Martin Marietta will thereby enter the cement industry and the merged entity will control some 400 quarries, pits and distribution points across 36 states of the USA, and some in Canada, the Bahamas and the Caribbean. The proposed deal should add some 725Mt of aggregates reserves to Martin Marietta's total, taking the total to in excess of 13,500Mt. 

Martin Marietta Materials' underlying turnover improved by 6.0 per cent in 2013 to US$1,943.2m and the EBITDA of US$394.8m was 19.7 per cent higher than the figure showed a year ago.  The trading profit recovered by 39.6 per cent to US$218m.   Net debt at the end of December was 4.1 per cent lower at US$980.7m, which represents a gearing level of 62.3 per cent.   

Martin Marietta's aggregates production edged ahead by 0,1 per cent in 2013 to 116.51Mt (128.43Mst) while Texas Industries sold close to 13.5Mt, suggesting that the combined group could sell in excess of 130Mt (143Mst) in 2014.  The average price received by Martin Marietta in 2013 was three per cent higher. 

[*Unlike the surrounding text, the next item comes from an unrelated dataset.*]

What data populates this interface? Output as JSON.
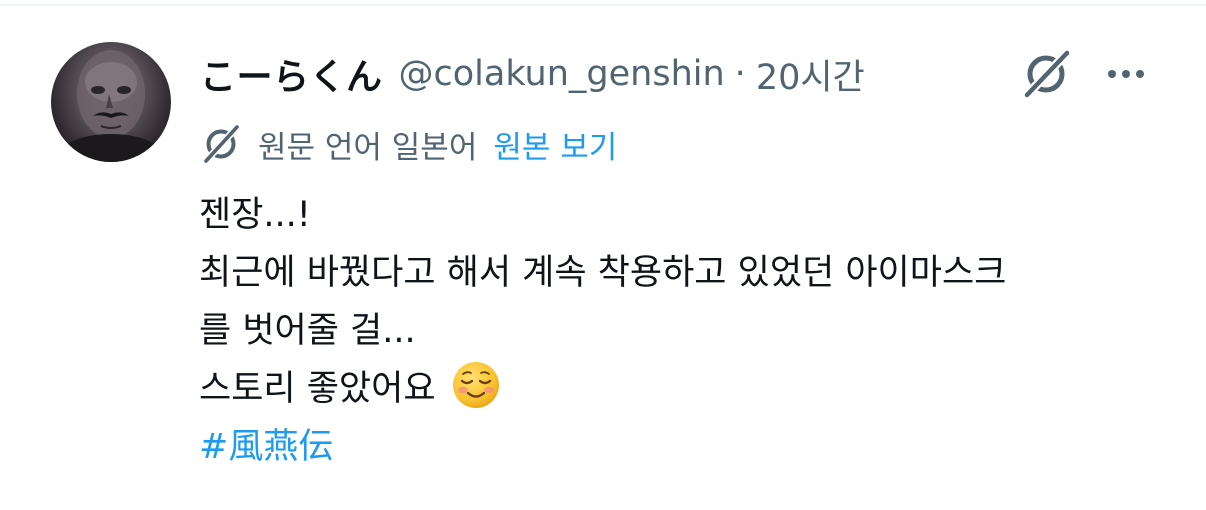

Volumes in the company's south-eastern area were yet again the weakest, with a 5.6 per cent decline to 15.04Mt, but the average price improved by 1.9 per cent. That area, which includes Florida and Alabama, represented just 12.9 per cent of the group aggregates volume.  In the western region, which includes Texas, Oklahoma, Arkansas and Iowa, aggregates volume increased by 1.2 per cent to 47.36Mt, or 40.6 per cent of the group total.  The mid-eastern area sold 0.4 per cent less aggregates at 53.46Mt and the average price improved by 3.2 per cent. Of the aggregates division's turnover, pure aggregates represented 78.5 per cent, with road paving contributing 9.2 per cent, ready-mixed concrete 8.5 per cent and asphalt 3.8 per cent.

Ready-mixed concrete deliveries rose by a further 17.6 per cent to 1332Mm³ and average sales price improved by 8.4 per cent to US$109.52/t. The asphalt volume came off by 5.3 per cent to 2.8Mt (3.09Mst), while the average price improved by 1.3 per cent to US$46.40/t (US$42.09/st).

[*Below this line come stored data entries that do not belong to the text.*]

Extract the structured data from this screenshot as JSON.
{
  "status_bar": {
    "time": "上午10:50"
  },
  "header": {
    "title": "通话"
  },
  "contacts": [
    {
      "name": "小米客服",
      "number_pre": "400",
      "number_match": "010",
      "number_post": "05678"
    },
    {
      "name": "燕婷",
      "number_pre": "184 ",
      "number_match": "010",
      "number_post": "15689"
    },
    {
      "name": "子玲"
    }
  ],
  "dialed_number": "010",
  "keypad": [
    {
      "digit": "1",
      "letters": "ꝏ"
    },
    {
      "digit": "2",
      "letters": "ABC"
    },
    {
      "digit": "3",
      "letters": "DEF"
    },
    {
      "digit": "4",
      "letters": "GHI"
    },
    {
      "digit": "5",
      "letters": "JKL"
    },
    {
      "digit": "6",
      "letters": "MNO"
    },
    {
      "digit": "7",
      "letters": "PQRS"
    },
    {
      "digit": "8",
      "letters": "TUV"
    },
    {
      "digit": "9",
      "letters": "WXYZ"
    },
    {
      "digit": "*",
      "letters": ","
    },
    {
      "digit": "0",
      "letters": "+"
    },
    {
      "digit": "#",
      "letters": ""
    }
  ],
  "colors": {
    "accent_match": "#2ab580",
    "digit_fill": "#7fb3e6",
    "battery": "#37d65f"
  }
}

For the current year, Martin Marietta Materials is expecting underlying aggregates volumes to improve by 4-5 per cent helped further growth in housebuilding activity and a modest improvement in civil engineering.  Aggregates prices are expected to increase by 3-5 per cent on average and production costs per ton should show a modest reduction. 

The special products division increased turnover by 11.5 per cent to US$225.6m and the trading profit improved by 7.3 per cent to US$73.5m. Turnover in 2014 is currently forecast to be between stable and four per cent, with magnesia-based chemicals being the main sales contributor.